On Tuesday, a pediatric advisory committee to the Food and Drug Administration met to discuss the health risks for all children who take antipsychotics. The panel will consider recommending new label warnings for the drugs, which are now used by an estimated 300,000 people under age 18 in this country, counting both Medicaid patients and those with private insurance.

Meanwhile, a group of Medicaid medical directors from 16 states, under a project they call Too Many, Too Much, Too Young, has been experimenting with ways to reduce prescriptions of antipsychotic drugs among Medicaid children.

They plan to publish a report early next year.

The Rutgers-Columbia study will also be published early next year, in the peer-reviewed journal Health Affairs. But the findings have already been posted on the Web, setting off discussion among experts who treat and study troubled young people.

...as Congress works on health care legislation that could expand the nation’s Medicaid rolls by 15 million people — a 43 percent increase — the scope of the antipsychotics problem, and the expense, could grow in coming years.

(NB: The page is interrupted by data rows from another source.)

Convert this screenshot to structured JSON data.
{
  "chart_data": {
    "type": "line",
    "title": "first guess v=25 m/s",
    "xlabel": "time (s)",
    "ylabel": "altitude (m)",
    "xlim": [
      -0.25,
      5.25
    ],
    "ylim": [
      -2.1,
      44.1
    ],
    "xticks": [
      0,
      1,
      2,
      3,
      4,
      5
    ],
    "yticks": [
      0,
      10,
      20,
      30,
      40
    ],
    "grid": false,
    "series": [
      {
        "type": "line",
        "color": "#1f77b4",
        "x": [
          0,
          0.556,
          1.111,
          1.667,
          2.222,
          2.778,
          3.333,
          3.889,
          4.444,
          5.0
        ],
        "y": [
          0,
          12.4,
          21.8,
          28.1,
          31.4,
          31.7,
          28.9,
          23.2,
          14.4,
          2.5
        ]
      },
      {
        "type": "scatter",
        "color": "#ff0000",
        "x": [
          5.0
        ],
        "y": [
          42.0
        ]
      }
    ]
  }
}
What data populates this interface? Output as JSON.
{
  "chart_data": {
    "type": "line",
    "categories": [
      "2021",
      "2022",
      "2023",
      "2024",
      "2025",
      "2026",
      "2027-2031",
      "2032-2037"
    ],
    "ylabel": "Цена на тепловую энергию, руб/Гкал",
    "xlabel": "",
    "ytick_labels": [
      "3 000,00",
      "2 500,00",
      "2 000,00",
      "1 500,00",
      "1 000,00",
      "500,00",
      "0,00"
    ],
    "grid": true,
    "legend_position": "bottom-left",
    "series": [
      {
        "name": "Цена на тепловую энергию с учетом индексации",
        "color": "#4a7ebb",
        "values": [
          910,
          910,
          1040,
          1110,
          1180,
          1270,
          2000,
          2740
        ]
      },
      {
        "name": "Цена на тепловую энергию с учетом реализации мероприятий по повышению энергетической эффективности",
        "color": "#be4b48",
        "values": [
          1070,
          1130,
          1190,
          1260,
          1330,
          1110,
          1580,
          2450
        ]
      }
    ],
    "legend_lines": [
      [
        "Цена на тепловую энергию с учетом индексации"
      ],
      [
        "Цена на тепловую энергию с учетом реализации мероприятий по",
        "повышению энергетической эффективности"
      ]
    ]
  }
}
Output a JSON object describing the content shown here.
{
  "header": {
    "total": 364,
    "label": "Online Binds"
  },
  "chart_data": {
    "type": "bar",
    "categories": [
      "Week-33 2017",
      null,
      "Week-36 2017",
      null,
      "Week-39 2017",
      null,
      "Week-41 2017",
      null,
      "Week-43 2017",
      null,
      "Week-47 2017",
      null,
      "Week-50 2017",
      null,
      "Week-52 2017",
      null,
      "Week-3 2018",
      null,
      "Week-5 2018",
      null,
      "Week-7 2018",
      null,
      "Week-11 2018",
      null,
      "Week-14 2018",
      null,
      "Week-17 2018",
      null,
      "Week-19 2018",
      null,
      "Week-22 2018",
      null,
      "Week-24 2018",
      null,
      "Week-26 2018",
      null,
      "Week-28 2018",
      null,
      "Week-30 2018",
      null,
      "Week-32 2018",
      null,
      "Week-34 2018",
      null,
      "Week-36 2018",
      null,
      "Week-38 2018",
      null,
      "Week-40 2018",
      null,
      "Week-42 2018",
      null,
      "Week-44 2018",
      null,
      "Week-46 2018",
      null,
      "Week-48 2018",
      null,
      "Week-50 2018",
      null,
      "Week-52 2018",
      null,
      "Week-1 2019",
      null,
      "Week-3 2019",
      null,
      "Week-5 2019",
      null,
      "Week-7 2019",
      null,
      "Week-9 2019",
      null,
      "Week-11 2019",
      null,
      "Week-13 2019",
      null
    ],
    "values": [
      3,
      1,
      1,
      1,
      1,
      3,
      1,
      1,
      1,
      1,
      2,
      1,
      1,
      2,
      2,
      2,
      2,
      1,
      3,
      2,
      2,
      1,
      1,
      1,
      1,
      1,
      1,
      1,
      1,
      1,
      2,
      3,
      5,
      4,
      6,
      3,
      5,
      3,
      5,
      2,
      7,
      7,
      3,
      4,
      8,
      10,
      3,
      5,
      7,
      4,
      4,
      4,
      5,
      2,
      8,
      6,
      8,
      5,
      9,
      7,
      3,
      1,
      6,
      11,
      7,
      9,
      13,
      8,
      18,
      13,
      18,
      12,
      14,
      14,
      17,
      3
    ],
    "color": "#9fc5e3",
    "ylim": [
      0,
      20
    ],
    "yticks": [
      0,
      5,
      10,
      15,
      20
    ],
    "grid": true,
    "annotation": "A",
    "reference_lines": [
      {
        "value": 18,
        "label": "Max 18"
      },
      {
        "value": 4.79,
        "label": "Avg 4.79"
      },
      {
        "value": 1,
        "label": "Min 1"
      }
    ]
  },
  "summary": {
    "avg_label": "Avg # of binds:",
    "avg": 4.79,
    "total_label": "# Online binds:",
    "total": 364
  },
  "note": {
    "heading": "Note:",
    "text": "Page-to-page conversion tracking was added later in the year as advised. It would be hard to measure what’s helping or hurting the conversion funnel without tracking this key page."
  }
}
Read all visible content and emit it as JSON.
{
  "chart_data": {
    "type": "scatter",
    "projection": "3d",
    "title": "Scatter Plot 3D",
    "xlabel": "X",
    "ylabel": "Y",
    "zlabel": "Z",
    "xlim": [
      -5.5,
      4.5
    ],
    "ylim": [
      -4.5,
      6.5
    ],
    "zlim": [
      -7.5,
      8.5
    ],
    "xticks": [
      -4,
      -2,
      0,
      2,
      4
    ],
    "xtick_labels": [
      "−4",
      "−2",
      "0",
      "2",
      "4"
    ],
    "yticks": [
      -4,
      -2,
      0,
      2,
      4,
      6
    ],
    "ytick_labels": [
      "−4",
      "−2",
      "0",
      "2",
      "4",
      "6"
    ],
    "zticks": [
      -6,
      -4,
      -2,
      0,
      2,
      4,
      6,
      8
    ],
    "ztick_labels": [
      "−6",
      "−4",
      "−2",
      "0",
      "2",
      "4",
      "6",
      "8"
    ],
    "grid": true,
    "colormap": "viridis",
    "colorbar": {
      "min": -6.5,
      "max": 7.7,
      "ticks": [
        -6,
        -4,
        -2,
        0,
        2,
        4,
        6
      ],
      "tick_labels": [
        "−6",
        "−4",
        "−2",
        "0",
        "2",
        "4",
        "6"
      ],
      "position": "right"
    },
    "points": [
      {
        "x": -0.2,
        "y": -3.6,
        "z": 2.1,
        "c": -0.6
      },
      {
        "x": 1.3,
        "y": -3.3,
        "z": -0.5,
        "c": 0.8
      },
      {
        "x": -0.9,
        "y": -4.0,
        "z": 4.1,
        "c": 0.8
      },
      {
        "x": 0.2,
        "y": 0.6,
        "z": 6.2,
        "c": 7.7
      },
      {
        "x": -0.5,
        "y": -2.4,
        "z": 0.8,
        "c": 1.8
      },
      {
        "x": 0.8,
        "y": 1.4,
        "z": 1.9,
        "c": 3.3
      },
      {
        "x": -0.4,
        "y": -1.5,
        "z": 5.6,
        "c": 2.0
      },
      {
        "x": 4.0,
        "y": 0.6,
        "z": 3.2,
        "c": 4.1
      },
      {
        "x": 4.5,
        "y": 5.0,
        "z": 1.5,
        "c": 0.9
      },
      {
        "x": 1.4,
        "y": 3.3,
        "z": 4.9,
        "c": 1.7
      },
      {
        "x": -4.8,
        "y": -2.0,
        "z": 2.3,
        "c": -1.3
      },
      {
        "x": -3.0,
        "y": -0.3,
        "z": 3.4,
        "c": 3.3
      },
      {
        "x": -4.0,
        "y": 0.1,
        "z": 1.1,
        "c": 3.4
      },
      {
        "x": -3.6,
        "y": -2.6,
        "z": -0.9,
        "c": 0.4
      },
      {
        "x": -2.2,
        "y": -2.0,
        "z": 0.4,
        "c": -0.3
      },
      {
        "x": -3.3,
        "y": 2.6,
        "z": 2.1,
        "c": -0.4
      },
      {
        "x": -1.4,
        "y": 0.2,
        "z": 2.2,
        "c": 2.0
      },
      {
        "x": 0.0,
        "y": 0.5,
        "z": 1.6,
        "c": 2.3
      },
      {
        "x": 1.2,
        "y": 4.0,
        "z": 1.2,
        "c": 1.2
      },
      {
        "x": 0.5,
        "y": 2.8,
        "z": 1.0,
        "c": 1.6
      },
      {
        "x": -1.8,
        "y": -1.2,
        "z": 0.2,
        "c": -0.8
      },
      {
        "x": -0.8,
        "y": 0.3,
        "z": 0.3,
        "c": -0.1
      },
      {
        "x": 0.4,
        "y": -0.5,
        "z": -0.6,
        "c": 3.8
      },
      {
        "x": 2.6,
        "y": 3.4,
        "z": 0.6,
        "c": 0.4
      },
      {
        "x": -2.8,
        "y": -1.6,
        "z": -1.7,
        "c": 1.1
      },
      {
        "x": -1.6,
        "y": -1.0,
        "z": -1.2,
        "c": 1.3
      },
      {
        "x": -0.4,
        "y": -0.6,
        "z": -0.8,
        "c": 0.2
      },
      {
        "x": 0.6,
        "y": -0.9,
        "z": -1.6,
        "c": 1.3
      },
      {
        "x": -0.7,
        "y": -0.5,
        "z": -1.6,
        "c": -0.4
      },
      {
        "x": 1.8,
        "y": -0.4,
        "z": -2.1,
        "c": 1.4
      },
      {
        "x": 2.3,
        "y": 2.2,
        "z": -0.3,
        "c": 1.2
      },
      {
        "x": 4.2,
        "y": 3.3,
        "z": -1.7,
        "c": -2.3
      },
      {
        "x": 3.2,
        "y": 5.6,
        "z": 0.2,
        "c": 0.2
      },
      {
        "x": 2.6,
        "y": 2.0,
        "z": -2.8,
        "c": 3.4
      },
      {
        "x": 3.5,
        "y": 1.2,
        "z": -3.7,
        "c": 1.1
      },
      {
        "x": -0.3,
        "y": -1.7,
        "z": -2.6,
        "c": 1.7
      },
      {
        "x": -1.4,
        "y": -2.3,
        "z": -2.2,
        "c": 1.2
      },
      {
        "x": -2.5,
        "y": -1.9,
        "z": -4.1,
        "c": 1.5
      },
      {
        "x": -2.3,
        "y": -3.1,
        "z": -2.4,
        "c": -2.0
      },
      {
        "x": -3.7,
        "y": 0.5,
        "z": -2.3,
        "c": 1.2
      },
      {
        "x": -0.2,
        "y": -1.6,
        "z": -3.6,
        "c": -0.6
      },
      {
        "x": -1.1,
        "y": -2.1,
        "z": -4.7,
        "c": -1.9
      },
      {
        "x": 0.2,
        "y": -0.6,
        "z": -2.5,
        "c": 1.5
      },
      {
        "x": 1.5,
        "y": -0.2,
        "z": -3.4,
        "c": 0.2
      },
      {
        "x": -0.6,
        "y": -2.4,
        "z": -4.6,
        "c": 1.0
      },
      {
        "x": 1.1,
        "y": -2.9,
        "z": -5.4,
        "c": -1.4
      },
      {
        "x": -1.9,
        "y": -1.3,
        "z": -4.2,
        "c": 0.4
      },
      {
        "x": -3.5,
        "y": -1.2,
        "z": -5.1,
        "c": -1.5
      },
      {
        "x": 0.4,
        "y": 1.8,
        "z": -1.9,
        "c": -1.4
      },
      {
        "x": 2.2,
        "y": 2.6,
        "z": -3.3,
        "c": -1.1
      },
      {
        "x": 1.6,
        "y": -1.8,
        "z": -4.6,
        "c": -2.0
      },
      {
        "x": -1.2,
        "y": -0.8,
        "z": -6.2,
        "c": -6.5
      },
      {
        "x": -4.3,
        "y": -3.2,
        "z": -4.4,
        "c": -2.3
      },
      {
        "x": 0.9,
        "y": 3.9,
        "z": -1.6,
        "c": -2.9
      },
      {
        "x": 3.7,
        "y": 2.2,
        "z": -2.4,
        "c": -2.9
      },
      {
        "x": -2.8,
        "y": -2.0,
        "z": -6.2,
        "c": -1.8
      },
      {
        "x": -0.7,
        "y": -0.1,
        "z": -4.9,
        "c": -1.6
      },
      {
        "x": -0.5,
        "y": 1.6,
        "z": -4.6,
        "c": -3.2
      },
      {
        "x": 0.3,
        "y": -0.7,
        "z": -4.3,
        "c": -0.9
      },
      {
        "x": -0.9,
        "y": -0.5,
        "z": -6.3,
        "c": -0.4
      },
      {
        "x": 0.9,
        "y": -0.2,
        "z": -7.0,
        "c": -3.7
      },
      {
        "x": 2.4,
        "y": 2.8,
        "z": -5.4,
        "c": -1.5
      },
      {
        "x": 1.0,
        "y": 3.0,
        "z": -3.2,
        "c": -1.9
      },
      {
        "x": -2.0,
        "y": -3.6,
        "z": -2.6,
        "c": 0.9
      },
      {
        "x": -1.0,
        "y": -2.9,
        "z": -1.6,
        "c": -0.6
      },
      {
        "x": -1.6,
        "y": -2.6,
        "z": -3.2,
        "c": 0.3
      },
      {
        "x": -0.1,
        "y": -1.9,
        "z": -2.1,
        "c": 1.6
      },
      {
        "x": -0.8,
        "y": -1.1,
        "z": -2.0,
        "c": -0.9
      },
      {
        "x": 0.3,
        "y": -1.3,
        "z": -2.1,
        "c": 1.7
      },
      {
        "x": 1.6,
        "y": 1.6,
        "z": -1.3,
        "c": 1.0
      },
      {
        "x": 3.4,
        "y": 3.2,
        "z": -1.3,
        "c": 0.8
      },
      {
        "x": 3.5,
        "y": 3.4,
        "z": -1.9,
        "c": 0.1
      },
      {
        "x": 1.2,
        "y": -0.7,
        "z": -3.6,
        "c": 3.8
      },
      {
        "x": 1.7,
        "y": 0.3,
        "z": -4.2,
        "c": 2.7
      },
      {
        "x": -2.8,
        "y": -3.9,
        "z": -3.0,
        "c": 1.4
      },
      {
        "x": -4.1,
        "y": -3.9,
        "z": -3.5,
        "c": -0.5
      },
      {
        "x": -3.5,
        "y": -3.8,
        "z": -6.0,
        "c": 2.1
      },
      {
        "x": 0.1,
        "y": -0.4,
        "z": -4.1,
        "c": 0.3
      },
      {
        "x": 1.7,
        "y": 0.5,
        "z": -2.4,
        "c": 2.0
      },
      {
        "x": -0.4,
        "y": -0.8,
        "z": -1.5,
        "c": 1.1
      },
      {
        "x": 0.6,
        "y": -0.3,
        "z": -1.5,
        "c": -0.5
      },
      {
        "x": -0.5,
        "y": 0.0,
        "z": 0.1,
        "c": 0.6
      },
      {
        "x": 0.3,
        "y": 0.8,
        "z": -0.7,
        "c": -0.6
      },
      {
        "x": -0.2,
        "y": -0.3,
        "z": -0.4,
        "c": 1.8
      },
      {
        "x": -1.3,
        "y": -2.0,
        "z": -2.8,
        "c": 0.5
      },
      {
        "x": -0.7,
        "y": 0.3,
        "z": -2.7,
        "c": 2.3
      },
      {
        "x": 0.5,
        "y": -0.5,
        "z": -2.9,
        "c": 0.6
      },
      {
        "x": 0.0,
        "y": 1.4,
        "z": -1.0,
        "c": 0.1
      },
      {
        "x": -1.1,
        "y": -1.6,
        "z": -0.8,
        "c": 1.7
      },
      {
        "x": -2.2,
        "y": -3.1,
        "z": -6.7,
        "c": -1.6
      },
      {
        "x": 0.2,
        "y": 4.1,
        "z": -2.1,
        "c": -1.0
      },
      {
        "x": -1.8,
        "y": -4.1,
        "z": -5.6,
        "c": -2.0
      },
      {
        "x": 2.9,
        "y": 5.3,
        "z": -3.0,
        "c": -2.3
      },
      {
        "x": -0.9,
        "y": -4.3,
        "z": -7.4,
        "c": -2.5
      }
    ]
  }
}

The F.D.A. has approved antipsychotic drugs for children specifically to treat schizophrenia, autism and bipolar disorder. But they are more frequently prescribed to children for other, less extreme conditions, including attention deficit hyperactivity disorder, aggression, persistent defiance or other so-called conduct disorders — especially when the children are covered by Medicaid, the new study shows.

Although doctors may legally prescribe the drugs for these “off label” uses, there have been no long-term studies of their effects when used for such conditions.

The Rutgers-Columbia study found that Medicaid children were more likely than those with private insurance to be given the drugs for off-label uses like A.D.H.D. and conduct disorders. The privately insured children, in turn, were more likely than their Medicaid counterparts to receive the drugs for F.D.A.-approved uses like bipolar disorder.